Во втором подъезде обосновалась тишина, впрочем, как и в подъезде за номером один. Все часы показывали, что день перевалил за экватор, но казалось, что в самом доме время попросту остановилось; секунды, может быть, и отсчитывали минуты, но все эти исчисления, словно невидимыми пузырьками повисали на лестничных площадках, в квартирах и плавали в беззвучной атмосфере. А туман, окутавший дом и всю окрестность, не собирался убавлять свою густоту, заполнив воздух непроглядной, а теперь уже можно утверждать, что и непроходимой белой завесой. Солнечный свет был повсюду; искрился позолотой и серебром в белоснежном мареве, и слепота эта казалась блаженной, если бы это был какой-нибудь контролируемый аттракцион на ограниченное время. Но согласитесь, что становится жутковато, когда ты не понимаешь: аттракцион это сломался или исчезло время.

Глава 4. Война и мир.

Проведём как бы небольшую перекличку. Максим Зиновьев и Пётр Добротов спали. Мила Алексеевна пыталась реанимировать подгоревшее мясо. Светлана Александровна читала книгу, Маргарита Потёмкина страдала от возобновившейся физической внутренней боли, размышляла о своей судьбе и немного о состоявшейся беседе с соседом. Баба Паня перебирала какие-то важные бумаги, а Михаил Анатольевич Жмыхов пребывал в полуживом состоянии неизвестно где.

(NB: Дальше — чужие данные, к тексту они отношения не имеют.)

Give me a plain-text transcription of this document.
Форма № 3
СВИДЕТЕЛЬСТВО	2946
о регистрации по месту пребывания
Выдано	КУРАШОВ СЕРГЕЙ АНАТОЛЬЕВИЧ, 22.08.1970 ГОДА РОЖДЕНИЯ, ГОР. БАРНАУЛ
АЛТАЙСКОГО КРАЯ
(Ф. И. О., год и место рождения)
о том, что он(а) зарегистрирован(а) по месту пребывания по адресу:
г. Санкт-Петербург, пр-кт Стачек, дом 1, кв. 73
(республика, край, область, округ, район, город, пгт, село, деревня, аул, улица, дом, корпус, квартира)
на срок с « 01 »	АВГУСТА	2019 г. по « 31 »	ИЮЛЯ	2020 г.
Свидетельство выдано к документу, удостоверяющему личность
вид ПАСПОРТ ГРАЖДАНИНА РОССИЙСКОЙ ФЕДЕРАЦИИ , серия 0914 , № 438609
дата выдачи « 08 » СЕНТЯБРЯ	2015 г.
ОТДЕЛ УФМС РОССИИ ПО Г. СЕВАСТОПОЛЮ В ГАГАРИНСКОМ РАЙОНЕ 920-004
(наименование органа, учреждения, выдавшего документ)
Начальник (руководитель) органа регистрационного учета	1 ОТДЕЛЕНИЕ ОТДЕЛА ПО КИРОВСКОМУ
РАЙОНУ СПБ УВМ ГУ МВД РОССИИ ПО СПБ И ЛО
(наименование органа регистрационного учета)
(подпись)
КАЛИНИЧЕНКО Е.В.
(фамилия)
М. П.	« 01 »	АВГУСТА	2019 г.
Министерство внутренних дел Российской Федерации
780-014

Валентин Владимирович сидел на диване, смотрел в непрозрачный белый квадрат окна, рассечённый крестом рамы, и думал уже о необычном тумане как о некой паузе, которая была и не так уж необходима в его застывшей жизни, но почему-то ему казалось, что в этой вынужденной блокаде присутствует роковая и пока неуловимая составляющая. Мистические фокусы тумана, конечно, намекали на это, но они оставались всего лишь намёками, а какая-то главная правда хранилась там, за белой завесой, и она ещё не дала окончательно о себе знать. Всё это выглядело в виде предчувствия, но предчувствия такого, в котором не приходилось сомневаться, а потому Егорова тянуло в эту белую пелену, обосновавшуюся во дворе, как идейного труженика, у которого осталась незаконченная работа. Но надо сознаться, что Валентин Владимирович сказал бабе Пане о себе правду: он был человеком любознательным, но далеко не бесстрашным. После утреннего похождения он уже боялся изучать двор без Максима, даже с подготовленным страховочным тросом, который заманчиво лежал между подъездами. Валентин догадывался, что Макс сейчас отдыхает после ночного задержания, а потому терпеливо ждал вечера.